Haryana environment impact body overstepping its brief?
The State Environment Impact Assessment Authority (SEIAA) under chairmanship of Saroj Siwatch seems to have framed its own rules and is virtually working as a court, calling business representatives for hearing before clearing their business projects worth crores.punjab Updated: Mar 16, 2015 11:06 IST
The State Environment Impact Assessment Authority (SEIAA) under chairmanship of Saroj Siwatch seems to have framed its own rules and is virtually working as a court, calling business representatives for hearing before clearing their business projects worth crores.
Though, nowhere is it mentioned in the notification that it could invite project proponents for hearing or presentations.
Siwatch is the daughter of former Congress chief minister of Haryana Bansi Lal and is a retired IAS officer. Siwatch’s two-year tenure is ending on March 22.
The SEIAA gives environmental clearance to projects before the start of construction work. The body is answerable to the state government.
But before it, the State Environment Assessment Committee (SEAC) comprising technical experts goes through the project and has the right to call representatives of business houses for presentation before giving their recommendations. But in Haryana, the representatives of business houses are again called for hearing when SEIAA discusses their case.
The HT team found that on March 9 and also on February 18, businessmen, architects, consultants lined up outside the room of Siwatch. A day is fixed when cases are discussed and representatives of firms are called.
“First we have to appear before SEAC and then before SEIAA. The SEIAA has no right to call us. We are harassed over the procedure. It doesn’t happen in other states,” said a businessman under condition of anonymity.
The ministry of environment and forests had issued a clarification, dated March 8, 2010, on the same issue where it said, “there is no need normally for separate presentations to be made before the SEAC and SEIAA.”
The notification dated September 14, 2006, by which SEIAA was set up, clearly mentioned that the regulatory authority shall normally accept the recommendations of the SEAC and in cases where it disagrees it shall request reconsideration while stating the reasons of disagreement.
When contacted, Siwatch refused to comment on the issue.
Another member of SEIAA SK Khanna also remained evasive when asked why business proponents are being called for hearing. He said, “The chairman calls the meeting. She sets the agenda. I live outside (in Gurgaon).”
Member secretary, SEIAA, Sanjiv Verma, who is an IAS officer, said that only chairperson could speak about the procedures and he was not authorised to make any statement.

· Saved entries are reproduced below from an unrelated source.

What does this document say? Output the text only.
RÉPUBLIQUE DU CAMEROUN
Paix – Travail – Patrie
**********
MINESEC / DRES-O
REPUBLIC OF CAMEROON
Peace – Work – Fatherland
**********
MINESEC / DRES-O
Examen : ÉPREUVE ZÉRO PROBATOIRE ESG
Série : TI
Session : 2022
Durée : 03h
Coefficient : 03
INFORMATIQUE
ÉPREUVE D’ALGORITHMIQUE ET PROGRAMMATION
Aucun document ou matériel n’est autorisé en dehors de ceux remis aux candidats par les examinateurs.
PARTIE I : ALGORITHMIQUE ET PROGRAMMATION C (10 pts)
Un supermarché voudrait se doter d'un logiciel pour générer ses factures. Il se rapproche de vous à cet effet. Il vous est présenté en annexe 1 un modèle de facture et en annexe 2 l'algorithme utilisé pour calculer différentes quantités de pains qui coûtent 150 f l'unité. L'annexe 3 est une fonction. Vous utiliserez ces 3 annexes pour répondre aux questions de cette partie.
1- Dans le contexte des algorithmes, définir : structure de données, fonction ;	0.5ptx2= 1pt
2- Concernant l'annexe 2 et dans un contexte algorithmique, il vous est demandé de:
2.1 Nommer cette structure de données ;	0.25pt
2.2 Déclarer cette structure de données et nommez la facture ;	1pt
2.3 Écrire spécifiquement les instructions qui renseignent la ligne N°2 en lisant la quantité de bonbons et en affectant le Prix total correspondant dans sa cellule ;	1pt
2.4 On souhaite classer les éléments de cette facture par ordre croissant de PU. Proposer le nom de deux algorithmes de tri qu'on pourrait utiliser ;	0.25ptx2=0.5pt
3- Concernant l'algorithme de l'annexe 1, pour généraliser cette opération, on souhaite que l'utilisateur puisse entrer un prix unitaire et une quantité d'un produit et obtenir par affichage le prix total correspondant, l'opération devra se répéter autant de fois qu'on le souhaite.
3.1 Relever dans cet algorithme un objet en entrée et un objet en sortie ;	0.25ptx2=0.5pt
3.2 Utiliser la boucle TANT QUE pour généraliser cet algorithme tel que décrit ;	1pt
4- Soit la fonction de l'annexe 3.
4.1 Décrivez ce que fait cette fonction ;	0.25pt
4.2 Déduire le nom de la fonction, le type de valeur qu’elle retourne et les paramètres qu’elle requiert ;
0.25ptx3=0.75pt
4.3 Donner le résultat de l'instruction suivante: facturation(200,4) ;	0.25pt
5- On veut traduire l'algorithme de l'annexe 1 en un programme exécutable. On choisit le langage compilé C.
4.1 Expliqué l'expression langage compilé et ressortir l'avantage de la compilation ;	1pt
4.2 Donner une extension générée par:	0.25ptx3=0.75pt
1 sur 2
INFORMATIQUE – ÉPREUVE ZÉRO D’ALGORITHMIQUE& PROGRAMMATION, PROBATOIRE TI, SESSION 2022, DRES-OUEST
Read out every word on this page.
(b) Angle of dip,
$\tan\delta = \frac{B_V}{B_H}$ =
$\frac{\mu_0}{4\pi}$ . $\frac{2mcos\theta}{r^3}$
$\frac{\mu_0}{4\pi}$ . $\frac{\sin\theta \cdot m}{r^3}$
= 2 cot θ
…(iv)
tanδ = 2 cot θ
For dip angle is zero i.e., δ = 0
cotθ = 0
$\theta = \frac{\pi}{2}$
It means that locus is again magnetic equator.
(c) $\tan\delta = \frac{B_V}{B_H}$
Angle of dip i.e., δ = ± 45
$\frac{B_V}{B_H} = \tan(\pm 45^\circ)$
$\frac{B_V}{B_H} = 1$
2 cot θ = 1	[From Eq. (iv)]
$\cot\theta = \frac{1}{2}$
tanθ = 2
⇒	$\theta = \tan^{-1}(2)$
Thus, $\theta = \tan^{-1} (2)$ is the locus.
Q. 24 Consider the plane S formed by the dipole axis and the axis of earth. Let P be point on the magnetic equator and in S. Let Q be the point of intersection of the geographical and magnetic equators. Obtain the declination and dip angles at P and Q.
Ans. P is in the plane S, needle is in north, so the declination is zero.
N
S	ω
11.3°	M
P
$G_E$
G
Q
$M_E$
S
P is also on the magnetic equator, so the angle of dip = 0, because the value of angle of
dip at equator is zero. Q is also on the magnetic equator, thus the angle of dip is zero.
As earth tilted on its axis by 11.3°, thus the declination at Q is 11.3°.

Chairman of SEAC, IJ Juneja said, “We are experts. If we have decided, then what is left. But they (SEIAA) are holding sessions like a court which shouldn’t be happeneing. Nobody likes it. It causes delays. Presentations, importantly, are only to be given to us.”
He described the relation between SEIAA and SEAC as that between a president and cabinet and said normally SEIAA should agree with the SEAC.
Principal secretary, environment, Anurag Rastogi, said, “If someone is called and complains that he is being harassed then we can take action. If there is no complaint what we can do.”